The station has been restored over the period from 2002–2007, and much of its original features are intact. The original order boards and stationmaster office were undisturbed, as well as the interior of the station (now housing the Silver Lake post office), which displays its original varnished woodwork.

From 2007 to 2017, the railroad ran trackcar train excursions using Fairmont A cars and custom built coaches.

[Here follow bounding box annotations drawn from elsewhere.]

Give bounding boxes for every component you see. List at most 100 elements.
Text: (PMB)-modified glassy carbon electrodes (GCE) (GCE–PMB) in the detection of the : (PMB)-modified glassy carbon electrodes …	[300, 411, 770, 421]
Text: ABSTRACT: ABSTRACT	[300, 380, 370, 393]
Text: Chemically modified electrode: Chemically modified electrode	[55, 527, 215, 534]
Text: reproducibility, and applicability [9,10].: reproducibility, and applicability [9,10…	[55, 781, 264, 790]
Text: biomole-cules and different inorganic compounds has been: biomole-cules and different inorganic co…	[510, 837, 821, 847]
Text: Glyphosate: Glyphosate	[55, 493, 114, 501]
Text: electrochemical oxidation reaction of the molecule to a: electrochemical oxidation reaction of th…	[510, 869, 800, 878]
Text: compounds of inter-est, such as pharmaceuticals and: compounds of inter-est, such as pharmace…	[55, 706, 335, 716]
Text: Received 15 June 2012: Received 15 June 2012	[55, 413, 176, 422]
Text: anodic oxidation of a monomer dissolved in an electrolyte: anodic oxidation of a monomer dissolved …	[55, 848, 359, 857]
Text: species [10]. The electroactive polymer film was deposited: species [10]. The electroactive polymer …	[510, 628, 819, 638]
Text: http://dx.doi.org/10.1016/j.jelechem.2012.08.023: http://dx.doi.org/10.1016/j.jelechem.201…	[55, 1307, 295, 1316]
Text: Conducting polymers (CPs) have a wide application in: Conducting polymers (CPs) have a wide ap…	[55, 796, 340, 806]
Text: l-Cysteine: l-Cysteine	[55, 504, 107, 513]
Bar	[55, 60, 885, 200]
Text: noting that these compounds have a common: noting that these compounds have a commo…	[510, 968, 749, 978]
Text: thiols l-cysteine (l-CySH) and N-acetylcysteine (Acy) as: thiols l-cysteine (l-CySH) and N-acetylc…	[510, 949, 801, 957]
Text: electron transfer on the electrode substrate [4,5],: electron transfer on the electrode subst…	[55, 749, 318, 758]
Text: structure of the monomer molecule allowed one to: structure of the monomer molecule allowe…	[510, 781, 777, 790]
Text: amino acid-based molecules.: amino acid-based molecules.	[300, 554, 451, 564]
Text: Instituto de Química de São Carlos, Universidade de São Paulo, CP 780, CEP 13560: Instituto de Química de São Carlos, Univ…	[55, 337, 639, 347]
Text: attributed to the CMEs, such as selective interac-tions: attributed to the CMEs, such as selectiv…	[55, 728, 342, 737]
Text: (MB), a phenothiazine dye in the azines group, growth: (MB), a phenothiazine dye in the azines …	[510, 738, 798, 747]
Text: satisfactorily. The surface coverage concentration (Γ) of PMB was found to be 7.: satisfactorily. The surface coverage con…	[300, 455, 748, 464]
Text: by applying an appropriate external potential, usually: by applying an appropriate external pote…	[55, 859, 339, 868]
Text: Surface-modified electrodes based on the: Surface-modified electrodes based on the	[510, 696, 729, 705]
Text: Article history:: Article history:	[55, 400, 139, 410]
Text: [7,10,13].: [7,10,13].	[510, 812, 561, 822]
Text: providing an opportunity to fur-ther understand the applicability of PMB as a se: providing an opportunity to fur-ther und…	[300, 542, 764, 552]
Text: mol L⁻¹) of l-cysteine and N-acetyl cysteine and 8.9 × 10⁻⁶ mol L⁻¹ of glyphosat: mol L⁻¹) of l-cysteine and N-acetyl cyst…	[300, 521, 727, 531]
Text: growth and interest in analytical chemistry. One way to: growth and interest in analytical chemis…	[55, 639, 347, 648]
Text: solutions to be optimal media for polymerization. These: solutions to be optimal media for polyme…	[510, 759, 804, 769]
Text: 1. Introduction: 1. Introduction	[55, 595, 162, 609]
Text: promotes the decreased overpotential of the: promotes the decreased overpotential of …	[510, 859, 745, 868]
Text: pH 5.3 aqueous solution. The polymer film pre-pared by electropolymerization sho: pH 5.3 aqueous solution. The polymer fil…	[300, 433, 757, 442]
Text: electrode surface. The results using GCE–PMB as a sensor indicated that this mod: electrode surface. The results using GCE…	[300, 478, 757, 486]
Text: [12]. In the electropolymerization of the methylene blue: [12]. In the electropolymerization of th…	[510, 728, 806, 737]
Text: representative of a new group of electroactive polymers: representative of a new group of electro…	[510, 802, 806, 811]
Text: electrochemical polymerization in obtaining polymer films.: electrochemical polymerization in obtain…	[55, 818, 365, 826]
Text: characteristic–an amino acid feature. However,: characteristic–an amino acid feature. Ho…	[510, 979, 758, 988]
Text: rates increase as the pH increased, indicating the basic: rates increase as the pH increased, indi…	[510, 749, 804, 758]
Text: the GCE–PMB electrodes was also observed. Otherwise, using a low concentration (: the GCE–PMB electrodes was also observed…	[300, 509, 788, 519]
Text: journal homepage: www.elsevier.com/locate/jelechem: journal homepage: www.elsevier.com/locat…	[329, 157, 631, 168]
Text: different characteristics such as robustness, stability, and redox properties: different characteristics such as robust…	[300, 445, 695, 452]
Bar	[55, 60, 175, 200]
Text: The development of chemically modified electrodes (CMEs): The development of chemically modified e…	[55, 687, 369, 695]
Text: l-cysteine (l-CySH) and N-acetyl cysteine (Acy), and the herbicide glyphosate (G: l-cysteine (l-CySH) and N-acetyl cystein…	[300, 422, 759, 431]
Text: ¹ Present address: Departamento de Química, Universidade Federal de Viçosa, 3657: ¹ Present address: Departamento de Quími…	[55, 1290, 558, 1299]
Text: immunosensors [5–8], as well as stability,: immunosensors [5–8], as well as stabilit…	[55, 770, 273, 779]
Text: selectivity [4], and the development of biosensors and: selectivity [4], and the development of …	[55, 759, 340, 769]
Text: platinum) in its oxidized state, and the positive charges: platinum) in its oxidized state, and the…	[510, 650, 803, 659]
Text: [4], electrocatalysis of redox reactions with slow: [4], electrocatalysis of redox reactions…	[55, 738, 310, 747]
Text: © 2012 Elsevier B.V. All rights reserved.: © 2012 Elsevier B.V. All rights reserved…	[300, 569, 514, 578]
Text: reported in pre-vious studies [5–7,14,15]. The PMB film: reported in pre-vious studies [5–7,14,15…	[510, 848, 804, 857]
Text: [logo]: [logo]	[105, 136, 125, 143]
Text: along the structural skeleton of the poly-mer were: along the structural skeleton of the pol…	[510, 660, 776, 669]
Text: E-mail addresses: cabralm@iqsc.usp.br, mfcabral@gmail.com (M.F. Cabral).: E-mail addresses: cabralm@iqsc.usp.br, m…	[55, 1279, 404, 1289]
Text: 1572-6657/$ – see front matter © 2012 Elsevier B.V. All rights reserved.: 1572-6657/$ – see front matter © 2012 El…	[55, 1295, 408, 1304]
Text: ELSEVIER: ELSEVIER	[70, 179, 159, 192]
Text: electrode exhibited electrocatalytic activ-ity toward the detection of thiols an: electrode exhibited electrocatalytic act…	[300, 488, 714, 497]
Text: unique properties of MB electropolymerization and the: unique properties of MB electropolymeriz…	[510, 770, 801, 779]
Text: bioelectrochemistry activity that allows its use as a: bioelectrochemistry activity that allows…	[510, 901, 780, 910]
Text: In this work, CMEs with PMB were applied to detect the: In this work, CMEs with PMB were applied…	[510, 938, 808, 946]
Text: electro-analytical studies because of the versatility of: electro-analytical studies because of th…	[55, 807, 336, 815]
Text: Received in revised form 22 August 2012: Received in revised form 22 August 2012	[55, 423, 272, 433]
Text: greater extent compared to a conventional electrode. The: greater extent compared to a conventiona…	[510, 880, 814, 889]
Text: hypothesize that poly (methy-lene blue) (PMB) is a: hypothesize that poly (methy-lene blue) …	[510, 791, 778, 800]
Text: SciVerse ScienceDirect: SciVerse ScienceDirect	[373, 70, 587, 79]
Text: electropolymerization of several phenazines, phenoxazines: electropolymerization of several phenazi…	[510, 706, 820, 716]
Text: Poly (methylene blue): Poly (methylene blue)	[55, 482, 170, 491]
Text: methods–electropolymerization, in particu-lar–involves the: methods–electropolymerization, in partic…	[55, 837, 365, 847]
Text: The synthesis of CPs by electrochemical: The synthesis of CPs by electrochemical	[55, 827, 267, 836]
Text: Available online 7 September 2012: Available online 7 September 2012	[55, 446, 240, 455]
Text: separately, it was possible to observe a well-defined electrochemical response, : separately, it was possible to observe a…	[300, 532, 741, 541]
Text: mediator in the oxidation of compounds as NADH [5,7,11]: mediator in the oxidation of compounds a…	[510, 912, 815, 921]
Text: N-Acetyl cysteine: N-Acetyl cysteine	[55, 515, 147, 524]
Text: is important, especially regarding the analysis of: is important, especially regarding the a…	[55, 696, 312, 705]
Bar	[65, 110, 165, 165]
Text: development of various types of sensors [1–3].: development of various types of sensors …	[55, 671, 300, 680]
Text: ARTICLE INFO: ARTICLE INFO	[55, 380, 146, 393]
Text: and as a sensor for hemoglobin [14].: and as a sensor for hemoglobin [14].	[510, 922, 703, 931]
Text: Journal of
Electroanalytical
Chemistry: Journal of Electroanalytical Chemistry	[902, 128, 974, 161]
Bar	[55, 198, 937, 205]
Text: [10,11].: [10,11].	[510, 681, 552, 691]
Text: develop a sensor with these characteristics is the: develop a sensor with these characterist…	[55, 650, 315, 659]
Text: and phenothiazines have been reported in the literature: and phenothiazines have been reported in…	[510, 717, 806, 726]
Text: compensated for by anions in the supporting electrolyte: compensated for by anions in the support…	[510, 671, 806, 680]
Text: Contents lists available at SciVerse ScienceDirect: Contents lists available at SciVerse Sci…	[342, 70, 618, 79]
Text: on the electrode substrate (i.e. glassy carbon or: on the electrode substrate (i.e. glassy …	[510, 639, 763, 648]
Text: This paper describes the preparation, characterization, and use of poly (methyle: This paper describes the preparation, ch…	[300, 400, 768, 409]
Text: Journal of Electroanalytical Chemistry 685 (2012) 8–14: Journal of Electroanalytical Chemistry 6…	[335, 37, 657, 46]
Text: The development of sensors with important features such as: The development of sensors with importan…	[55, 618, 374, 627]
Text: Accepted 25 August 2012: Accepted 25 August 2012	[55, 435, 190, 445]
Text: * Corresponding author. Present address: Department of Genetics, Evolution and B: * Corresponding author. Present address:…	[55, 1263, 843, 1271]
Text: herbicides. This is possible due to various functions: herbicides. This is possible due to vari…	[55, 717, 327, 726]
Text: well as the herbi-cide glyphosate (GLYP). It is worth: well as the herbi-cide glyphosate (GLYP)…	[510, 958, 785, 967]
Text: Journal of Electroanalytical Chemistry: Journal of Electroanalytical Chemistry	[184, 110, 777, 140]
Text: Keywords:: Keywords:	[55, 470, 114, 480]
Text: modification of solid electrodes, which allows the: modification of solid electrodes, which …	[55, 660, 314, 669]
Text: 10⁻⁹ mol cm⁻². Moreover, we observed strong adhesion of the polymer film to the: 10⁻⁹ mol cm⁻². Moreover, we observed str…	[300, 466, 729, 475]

As of September 2025, the railroad now offers railbike excursions known as "Silver Lake Railriders".

== Equipment ==
Silver Lake Railroad's rolling and display stock currently at the station:
- 1917 H. K. Porter, Inc 0-4-0 steam engine
- Plymouth 24-ton locomotive
- Vulcan 10-ton locomotive
- Midsize Plymouth locomotive
- Fairmont A8 Gang Car
- Three Fairmont A6 gang cars (used for power cars)
- Fairmont S2 railcar
- Fairmont railcar converted to small trolley
- Three 24 ft open passenger cars
- Boston and Maine and Union Pacific baggage carts
- a 1941 Sterling Diner

== Route ==
The railroad operated on the historic Conway Branch (abandoned in October 1972), traveling northward past a chain of ponds in Madison, New Hampshire to a crossing south of Conway. Rides are approximately 40 minutes, aboard two 24 ft open-air passenger cars powered by a Fairmont A6 railcar.

The line passes a series of lily ponds and beaver ponds which have beaver lodges and dams in them. Scenery includes the Mt. Washington Valley and views of the White Mountains. Wildlife that can be seen along the line include but are not limited to moose, bears, deer, and birds.